We will test the hypothesis that a preexsisting inflammatory disease will alter sensitivity to an environmental toxicant exposure.
We have extensive experimental evidence, obtained using a vertebrate animal model, that developmental toxicant exposure can alter adult reproductive capacity. Based on knowledge from these studies, we will utilize the EndoChip model to examine how a preexisting inflammatory disease affects cellular response(s) to an environmental toxicant. Similarly, we will examine the impact of toxicant exposure on the subsequent endometrial response to an inflammatory challenge. Importantly, the disease-toxicant interactions in EndoChips will utilize cell-type specific biosensors combined with advanced metablomic analysis via IM-MS. Finally, we will perform Case Studies to assess the EndoChip as an alternative to vertebrate animal testing to identify reproductive toxicants.

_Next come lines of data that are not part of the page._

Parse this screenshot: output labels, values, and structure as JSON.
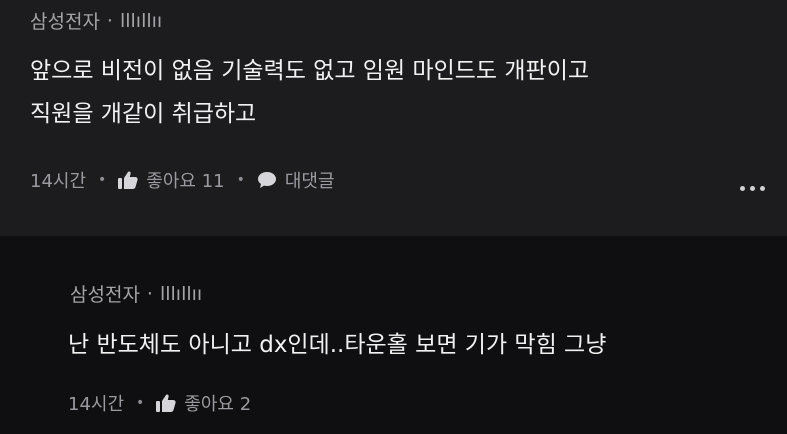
{
  "post": {
    "author": "삼성전자",
    "nickname": "lllıllıı",
    "lines": [
      "앞으로 비전이 없음 기술력도 없고 임원 마인드도 개판이고",
      "직원을 개같이 취급하고"
    ],
    "time": "14시간",
    "like_label": "좋아요 11",
    "reply_label": "대댓글",
    "icons": {
      "like": "thumbs-up-icon",
      "reply": "speech-bubble-icon",
      "more": "more-dots-icon"
    }
  },
  "reply": {
    "author": "삼성전자",
    "nickname": "lllıllıı",
    "lines": [
      "난 반도체도 아니고 dx인데..타운홀 보면 기가 막힘 그냥"
    ],
    "time": "14시간",
    "like_label": "좋아요 2"
  },
  "colors": {
    "post_bg": "#1c1c1f",
    "reply_bg": "#0f0f11",
    "text": "#f1f1f1",
    "muted": "#9a9aa0"
  }
}
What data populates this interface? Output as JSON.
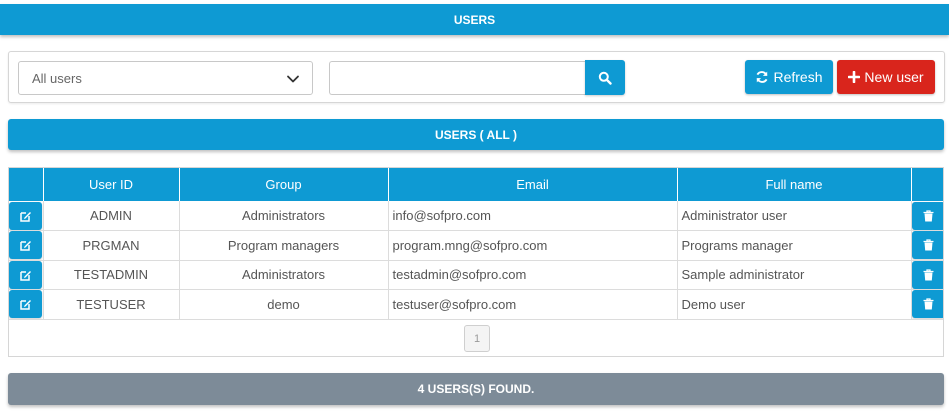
{
  "header": {
    "title": "USERS"
  },
  "toolbar": {
    "group_select": {
      "selected": "All users",
      "icon": "chevron-down-icon"
    },
    "search": {
      "value": "",
      "placeholder": "",
      "icon": "search-icon"
    },
    "refresh_label": "Refresh",
    "refresh_icon": "refresh-icon",
    "new_user_label": "New user",
    "new_user_icon": "plus-icon"
  },
  "section": {
    "title": "USERS ( ALL )"
  },
  "table": {
    "columns": [
      "User ID",
      "Group",
      "Email",
      "Full name"
    ],
    "rows": [
      {
        "user_id": "ADMIN",
        "group": "Administrators",
        "email": "info@sofpro.com",
        "full_name": "Administrator user"
      },
      {
        "user_id": "PRGMAN",
        "group": "Program managers",
        "email": "program.mng@sofpro.com",
        "full_name": "Programs manager"
      },
      {
        "user_id": "TESTADMIN",
        "group": "Administrators",
        "email": "testadmin@sofpro.com",
        "full_name": "Sample administrator"
      },
      {
        "user_id": "TESTUSER",
        "group": "demo",
        "email": "testuser@sofpro.com",
        "full_name": "Demo user"
      }
    ],
    "row_actions": {
      "edit_icon": "edit-icon",
      "delete_icon": "trash-icon"
    }
  },
  "pagination": {
    "current_page": "1"
  },
  "footer": {
    "status": "4 USERS(S) FOUND."
  },
  "colors": {
    "primary": "#0e9ad3",
    "danger": "#d9251c",
    "footer": "#7d8b98"
  }
}
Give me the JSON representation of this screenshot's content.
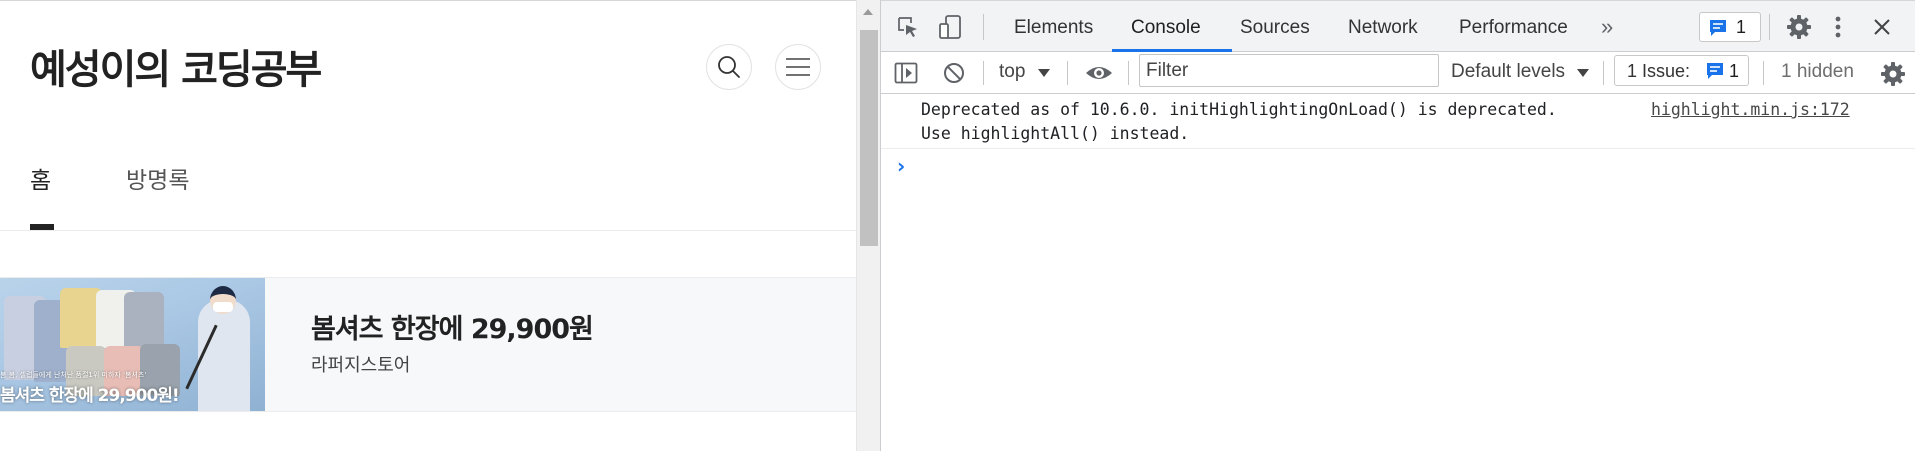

It is significant that the human endometrium is the only adult tissue that routinely undergoes a development-like process. Thus, our proposed EndoChip is expected to provide a robust and reproducible human cell-based model that mirrors the functional physiology of the reproductive tract. Use of the EndoChip will enable accurate identification of environmental chemical-disease interactions that represent a threat to human reproduction. Furthermore, the EndoChip is expected to dramatically reduce the reliance on vertebrate animal modeling for similar endpoints.